What I’ve learned in my daily practice is this: When you shift your focus to seeing the magic and miracles in the little things, you open the door for your whole life to transform.
Long ago, I kept a gratitude journal. Every morning I would list five things I was grateful for. But after a while I stopped journaling lists. Because everything I listed was a thing, not a feeling. It began to feel like a young girl’s night time prayer: “I am thankful for Mama, and Papa and of course the new baby brother that I don’t even like.”
My gratitude journal became a chore. And of course that’s not what gratefulness is all about.
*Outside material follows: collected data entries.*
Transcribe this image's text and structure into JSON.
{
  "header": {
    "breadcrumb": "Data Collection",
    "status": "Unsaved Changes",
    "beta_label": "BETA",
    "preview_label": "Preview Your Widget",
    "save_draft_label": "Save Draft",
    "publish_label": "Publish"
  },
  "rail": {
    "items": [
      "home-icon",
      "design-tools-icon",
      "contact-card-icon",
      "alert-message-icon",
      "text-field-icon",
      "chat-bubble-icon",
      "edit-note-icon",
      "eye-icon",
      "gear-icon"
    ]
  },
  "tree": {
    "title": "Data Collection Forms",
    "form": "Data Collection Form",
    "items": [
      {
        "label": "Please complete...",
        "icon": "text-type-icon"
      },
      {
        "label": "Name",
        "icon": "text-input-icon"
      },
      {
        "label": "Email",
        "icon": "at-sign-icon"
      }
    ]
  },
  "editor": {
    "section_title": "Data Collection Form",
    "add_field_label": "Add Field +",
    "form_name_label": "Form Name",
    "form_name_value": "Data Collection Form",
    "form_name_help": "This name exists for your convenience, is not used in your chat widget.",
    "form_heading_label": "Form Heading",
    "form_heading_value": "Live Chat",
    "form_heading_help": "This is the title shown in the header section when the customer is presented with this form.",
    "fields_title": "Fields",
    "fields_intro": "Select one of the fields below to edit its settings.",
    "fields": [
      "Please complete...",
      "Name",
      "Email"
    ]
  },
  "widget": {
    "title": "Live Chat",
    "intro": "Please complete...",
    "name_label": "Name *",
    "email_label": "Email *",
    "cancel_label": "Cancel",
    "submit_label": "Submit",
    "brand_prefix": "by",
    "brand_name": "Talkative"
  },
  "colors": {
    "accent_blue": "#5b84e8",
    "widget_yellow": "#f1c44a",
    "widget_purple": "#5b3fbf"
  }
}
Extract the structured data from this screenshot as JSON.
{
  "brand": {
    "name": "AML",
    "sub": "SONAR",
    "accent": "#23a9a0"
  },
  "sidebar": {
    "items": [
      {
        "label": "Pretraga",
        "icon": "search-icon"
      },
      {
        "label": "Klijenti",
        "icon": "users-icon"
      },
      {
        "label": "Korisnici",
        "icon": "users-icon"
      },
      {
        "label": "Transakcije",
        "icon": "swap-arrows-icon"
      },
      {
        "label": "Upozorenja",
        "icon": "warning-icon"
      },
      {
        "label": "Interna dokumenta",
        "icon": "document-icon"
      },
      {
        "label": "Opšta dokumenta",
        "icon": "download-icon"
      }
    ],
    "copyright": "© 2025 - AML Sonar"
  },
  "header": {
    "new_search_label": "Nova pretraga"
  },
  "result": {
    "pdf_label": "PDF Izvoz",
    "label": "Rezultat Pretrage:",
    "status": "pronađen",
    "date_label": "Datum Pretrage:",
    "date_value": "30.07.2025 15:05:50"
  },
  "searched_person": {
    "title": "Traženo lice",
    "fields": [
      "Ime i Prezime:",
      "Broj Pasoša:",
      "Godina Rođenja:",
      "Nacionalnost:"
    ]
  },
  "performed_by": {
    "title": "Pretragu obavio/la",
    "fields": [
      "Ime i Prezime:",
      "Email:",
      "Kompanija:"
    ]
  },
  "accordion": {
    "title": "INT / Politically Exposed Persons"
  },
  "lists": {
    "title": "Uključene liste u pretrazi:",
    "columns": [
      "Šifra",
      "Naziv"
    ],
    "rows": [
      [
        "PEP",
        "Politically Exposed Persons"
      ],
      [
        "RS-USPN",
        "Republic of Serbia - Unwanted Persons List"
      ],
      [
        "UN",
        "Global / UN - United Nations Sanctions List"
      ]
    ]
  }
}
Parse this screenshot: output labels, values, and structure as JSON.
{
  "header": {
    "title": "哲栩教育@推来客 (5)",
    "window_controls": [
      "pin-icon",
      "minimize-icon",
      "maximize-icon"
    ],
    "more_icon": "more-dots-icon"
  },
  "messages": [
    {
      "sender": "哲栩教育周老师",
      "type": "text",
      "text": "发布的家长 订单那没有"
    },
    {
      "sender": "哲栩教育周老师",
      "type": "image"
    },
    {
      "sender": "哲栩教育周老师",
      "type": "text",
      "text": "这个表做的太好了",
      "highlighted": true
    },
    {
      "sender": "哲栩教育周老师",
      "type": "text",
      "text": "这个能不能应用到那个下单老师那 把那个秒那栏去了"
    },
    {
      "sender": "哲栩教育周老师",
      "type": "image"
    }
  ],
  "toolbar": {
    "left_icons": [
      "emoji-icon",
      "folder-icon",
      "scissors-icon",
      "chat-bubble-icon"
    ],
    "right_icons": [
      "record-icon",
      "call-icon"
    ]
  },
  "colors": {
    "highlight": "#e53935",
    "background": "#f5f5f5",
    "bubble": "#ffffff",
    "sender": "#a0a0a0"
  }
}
Gratitude is a feeling – a deep gut level acknowledgment of beauty, magic, miracles, grace, and love.
So I stopped keeping a list – and just started living from this feeling state as much as I could each day, every day.
Most days it is pretty easy to come from the state of wonder and magic, seeing the beauty in the most simplest things – ocean waves pounding the rock wall, a friend’s smile when you walk into the room, or a baby’s joyous laugh and gurgle .
And, I find that I can be in gratitude for even the hiccups of life. Even on the most tumultuous days such as today -when a close friend loses a son – and all the old sorrows of my son’s death come tumbling to the surface.
If I stop and allow the deep emotions of my loss and hers to intertwine in a dance of grief, longing, sorrow, and compassion, I find the magic and miracles – there – right below the surface. The magic of having someone else who understands the deep searing pain of losing a child. The miracle of knowing that my son and hers are alive as soul-brothers in another realm. The gratitude that I can walk by her side as she navigates this year of becoming something else – something more – something deeper and wiser and oh so exquisitely beautiful.
Every day there’s a chance to step into, and live from, this state of gratitude. Even on the darkest of days, such as today.